You’d give it two Subversion working copy directories, or two Subversion URLs in the same repository like:
http://yoursvn.com/svn/trunk
http://yoursvn.com/svn/branches/foo
The GUI would have two panes (left and right), one for each branch of code. The changes on each branch would be color-coded and easily previewable.
With a few clicks, you could tell it which changes you’d like to merge back and forth, depending on which branch they were made.
The changes would get rolled into one Changeset, which would get sent over the wire once you clicked Commit.
I’d pay $200+ per seat for something like this.
If you know of anything like this, please drop me a line. (Google yields little, I’ve tried Guiffy but it didn’t do quite what I was looking for as described above)
Shanti A. Braford blogs here.
If you really want to know, just read this.




Hi Shanti,
I found this blog post that may solve your problems.
AccuRev and Merging Bliss:
http://www.lily.org/blog/2007/01/accurev-and-merging-bliss.html
Good luck.
Josh
Josh - thank you for the pointer!!
This is just for Linux, but you could find a way to make it work similarly for Windows I guess:
kdiff3 is the tool you’re looking for. It could work like this:
svn -c 5023 “http://svnserver/branches/mybranch” –diff3-cmd mymerge
mymerge would be something like this:
mymerge
—————————————————
#!/bin/bash
# This was the file modified by change’s author
base=${10}
base_label=${6}
# This was the result of his change as the author saw it.
changed=${11}
changed_label=${8}
# This is your own copy of the file, where you want the change merged in.
working=${9}
tmpfile=$(mktemp /tmp/svnmerge.XXXXXXXXXX)

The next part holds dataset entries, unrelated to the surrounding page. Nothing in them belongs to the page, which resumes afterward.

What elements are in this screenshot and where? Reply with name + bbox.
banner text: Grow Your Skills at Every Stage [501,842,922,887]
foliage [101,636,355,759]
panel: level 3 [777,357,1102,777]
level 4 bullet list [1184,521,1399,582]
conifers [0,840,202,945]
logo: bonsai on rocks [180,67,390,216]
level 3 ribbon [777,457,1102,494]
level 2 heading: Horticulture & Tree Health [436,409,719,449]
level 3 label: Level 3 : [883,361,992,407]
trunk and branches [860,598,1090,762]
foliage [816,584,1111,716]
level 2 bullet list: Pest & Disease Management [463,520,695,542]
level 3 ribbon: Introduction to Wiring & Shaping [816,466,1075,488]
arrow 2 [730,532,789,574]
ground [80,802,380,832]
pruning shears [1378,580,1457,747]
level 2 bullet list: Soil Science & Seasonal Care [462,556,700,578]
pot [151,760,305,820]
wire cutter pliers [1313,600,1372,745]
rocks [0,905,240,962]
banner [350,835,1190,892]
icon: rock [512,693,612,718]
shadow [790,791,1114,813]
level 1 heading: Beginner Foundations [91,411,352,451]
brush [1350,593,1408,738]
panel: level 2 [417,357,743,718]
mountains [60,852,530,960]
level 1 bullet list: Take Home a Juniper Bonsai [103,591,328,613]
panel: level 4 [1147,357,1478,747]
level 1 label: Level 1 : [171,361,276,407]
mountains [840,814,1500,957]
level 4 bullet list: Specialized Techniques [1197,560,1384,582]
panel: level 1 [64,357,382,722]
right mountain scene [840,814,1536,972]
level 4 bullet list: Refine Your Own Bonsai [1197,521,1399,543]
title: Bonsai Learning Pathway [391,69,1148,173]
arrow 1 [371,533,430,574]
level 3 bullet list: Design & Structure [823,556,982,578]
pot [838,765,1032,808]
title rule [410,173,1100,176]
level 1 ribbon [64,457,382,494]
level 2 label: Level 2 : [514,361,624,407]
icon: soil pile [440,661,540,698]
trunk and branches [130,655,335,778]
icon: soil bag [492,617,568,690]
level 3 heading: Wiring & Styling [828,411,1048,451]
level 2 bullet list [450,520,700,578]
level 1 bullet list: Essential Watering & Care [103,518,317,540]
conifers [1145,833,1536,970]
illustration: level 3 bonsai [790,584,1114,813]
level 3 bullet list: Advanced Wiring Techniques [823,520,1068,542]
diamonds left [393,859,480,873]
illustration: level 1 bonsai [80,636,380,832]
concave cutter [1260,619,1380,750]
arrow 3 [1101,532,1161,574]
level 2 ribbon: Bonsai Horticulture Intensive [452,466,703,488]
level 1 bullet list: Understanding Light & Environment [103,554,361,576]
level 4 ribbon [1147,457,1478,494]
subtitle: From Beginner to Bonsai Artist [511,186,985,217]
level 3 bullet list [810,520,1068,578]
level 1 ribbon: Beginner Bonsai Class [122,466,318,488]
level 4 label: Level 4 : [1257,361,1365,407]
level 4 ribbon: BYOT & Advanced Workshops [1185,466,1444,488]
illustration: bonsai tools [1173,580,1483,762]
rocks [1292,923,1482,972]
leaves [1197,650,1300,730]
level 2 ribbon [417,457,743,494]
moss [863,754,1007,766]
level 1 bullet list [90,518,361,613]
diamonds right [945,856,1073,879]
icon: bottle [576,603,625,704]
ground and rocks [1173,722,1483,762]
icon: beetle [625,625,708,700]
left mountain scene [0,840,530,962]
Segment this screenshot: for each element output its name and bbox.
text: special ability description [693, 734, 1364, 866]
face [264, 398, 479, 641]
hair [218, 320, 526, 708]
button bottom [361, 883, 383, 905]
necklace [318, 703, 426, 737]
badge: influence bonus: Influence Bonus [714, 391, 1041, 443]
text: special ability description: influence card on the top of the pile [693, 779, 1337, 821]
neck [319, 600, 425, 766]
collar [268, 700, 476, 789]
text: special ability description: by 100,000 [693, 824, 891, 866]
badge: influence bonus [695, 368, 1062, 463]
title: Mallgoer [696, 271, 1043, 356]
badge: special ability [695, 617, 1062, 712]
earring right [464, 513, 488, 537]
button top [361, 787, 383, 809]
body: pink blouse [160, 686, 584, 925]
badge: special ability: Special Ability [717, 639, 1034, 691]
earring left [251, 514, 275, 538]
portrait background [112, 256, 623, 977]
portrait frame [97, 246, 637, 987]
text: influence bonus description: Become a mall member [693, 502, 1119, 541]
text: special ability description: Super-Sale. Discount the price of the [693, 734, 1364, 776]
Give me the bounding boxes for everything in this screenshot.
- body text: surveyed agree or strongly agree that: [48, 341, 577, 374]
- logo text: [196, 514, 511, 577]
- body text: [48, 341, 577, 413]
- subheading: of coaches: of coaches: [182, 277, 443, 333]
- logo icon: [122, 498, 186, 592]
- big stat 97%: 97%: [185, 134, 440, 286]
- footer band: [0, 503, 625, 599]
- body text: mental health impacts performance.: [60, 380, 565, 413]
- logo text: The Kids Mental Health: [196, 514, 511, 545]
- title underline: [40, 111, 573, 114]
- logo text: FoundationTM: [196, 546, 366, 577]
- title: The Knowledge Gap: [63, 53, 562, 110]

kdiff3 -L $base_label -L $changed_label -L “Your current version” $base $changed $working -o $tmpfile > /dev/null 2>&1
cat $tmpfile
rm $tmpfile
————————————————-
This will open up 3 panes. 4 actually. On the left, the base revision, on the center, base revision after the change you want, on the right, your own version of the file. Below, the fourth pane with the result of your merge.
You can click to select any of the 3 sources and changes are applied on the pane below. You can also manually enter any modification on the result (sometimes this is needed in order to adapt a change to your own version of the files).
Hope this helps,
Anton
I’m currently researching Subversion, but stumbled across your post. Have you seen WinMerge? From my basic reading of how working copy directories work it should at least provide a very intuitive way to do the merging, if not running the actual subversion commands required once you’ve done your merge.